Dodaje, że wszystkie pługi MPO były wczoraj skierowane do pracy, ale często utykały w zatorach. – Obserwowaliśmy, na podstawie GPS-ów, że nasz sprzęt stał w korkach lub poruszał się z prędkością trzech kilometrów na godzinę. Jeśli widzimy, że nadjeżdża pług, to warto zrobić dla niego coś na kształt „korytarza życia” i zjechać na przykład na pobocze – zaznacza.
Utrzymanie sprawności komunikacji tramwajowej
Wiceprezydent polecił władzom Miejskiego Przedsiębiorstwa Komunikacyjnego oraz Zarządowi Dróg Miasta Krakowa, aby zaczęły współpracować przy udrażnianiu rozjazdów tramwajowych. – Pomimo ogromnych pieniędzy, które przeznaczyliśmy w tym roku na modernizację rozjazdów, okazało się, że ilość śniegu sparaliżowała nam komunikację tramwajową – dodaje.

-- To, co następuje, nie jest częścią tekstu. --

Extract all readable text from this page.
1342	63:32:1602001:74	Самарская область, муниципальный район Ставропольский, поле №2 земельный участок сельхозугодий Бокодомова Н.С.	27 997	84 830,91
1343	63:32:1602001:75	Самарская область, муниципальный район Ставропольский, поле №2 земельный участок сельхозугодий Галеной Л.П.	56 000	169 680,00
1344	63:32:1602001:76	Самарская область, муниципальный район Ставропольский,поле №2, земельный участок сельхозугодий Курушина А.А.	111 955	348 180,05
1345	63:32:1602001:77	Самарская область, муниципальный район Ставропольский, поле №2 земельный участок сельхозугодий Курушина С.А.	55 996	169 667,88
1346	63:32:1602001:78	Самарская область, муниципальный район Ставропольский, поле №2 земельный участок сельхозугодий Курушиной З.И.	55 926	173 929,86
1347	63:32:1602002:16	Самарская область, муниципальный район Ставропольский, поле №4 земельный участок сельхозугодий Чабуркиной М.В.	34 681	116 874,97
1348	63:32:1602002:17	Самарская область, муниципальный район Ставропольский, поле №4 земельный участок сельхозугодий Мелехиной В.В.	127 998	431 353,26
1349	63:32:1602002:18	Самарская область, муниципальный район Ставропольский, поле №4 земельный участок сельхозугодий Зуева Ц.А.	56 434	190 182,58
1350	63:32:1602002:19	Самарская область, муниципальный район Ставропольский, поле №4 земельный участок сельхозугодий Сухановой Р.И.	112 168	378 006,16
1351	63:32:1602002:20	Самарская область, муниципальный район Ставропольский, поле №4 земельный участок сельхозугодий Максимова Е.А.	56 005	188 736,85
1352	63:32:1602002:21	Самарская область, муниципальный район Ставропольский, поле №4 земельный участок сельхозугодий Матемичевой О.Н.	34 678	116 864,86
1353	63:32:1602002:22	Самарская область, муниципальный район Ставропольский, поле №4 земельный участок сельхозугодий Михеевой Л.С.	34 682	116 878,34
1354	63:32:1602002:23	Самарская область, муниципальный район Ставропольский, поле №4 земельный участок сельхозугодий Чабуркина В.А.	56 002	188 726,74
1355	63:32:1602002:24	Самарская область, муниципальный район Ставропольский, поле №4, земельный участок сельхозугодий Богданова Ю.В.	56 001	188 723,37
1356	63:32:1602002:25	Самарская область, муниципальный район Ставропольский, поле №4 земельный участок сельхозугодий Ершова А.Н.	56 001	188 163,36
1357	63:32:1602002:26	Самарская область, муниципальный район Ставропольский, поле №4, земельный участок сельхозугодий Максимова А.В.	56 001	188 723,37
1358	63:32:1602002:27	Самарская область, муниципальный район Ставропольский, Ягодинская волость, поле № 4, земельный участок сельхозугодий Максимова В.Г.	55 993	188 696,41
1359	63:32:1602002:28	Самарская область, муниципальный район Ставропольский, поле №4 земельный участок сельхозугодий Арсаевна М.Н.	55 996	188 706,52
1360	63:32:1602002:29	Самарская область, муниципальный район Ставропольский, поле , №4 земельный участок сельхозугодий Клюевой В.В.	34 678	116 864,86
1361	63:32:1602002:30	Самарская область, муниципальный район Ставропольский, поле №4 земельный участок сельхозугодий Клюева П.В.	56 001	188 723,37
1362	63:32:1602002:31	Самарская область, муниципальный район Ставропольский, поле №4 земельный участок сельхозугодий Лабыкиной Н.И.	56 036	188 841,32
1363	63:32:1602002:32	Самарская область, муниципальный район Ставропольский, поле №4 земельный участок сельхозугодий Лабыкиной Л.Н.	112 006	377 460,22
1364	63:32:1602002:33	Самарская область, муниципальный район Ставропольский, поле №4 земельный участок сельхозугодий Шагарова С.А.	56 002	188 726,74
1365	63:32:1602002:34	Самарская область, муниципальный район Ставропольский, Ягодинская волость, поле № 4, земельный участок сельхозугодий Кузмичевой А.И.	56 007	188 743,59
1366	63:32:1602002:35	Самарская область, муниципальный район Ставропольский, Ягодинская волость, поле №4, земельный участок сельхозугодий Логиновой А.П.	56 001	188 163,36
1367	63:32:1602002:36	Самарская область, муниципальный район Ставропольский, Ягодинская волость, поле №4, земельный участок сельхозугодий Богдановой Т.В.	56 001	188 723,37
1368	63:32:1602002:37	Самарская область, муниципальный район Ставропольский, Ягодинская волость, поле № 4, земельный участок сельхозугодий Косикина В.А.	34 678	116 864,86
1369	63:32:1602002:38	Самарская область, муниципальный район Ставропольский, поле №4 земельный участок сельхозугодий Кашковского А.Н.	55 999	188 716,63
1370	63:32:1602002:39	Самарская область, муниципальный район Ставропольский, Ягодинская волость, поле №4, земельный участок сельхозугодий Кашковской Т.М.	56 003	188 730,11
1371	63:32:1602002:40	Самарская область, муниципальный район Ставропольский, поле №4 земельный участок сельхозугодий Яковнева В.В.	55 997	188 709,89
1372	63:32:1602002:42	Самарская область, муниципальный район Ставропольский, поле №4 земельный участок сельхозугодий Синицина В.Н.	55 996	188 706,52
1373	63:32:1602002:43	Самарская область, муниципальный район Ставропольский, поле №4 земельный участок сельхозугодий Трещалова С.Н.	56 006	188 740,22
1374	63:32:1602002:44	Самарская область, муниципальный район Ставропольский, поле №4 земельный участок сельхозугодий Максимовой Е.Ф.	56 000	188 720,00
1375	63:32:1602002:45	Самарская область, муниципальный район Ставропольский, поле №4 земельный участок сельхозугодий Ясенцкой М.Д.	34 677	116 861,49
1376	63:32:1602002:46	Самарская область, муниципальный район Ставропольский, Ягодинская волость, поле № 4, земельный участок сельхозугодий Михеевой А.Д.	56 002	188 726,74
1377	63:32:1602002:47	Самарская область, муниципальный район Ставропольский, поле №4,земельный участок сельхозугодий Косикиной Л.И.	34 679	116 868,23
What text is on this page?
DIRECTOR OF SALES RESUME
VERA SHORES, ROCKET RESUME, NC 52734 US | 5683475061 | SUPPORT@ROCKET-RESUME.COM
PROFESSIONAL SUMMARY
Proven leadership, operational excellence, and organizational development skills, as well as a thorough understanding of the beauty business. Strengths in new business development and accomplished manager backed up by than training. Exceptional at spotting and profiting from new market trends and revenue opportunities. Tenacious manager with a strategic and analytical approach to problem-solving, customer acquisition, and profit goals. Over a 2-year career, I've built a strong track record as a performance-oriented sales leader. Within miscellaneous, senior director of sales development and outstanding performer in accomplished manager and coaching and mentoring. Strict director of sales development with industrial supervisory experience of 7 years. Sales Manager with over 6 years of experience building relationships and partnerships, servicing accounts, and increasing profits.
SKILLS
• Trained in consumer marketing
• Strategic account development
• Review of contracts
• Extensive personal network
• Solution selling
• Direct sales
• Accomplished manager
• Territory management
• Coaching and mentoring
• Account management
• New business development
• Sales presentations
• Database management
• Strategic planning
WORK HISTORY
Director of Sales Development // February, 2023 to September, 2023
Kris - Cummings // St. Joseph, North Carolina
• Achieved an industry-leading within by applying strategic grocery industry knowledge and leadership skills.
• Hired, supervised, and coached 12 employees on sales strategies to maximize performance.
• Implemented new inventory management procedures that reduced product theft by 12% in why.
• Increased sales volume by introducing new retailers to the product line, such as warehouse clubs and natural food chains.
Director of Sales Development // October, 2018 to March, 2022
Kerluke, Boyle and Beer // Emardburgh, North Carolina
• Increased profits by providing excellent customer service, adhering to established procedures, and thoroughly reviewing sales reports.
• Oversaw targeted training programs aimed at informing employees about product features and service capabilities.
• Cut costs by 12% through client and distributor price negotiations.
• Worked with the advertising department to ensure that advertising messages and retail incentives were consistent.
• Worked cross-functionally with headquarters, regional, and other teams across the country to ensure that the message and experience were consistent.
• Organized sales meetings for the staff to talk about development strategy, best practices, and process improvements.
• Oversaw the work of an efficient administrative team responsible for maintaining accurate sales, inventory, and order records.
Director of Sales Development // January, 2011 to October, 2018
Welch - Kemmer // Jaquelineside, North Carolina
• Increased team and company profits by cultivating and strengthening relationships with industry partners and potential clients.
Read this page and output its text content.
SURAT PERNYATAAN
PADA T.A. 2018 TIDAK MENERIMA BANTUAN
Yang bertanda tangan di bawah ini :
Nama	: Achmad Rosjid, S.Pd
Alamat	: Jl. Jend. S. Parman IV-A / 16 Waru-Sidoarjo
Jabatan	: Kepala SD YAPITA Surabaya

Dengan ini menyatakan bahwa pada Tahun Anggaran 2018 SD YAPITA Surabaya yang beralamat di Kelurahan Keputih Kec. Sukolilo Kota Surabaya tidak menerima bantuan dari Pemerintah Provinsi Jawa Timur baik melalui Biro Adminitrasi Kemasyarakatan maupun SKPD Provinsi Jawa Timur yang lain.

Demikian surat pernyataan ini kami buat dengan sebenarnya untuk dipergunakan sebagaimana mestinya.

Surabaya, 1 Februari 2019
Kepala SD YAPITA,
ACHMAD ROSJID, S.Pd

MPO ma jeszcze bardziej przykładać się do odśnieżania przystanków komunikacji miejskiej, przejść dla pieszych oraz dróg dla rowerów. – Nie może tak być, że ludzie brną w zaspach śnieżnych. Sytuacja z utrzymaniem przystanków trochę się poprawiła, ale nie wszędzie. Nie we wszystkich rejonach Krakowa wykonawcy należycie przykładają się do swojej pracy – mówi Andrzej Kulig.
Apel do seniorów
Zastępca prezydenta ostrzega, że prognozy pogody na następne dwa dni nie są optymistyczne.
– Spodziewamy się opadów zamarzającego deszczu, więc prosimy właścicieli prywatnych oraz publicznych nieruchomości, aby zadbali o odpowiednie utrzymanie chodników. Mam gorący apel, aby osoby starsze, jeśli muszą wyjść na przykład do lekarza, korzystały z pomocy młodszych osób – zaznacza.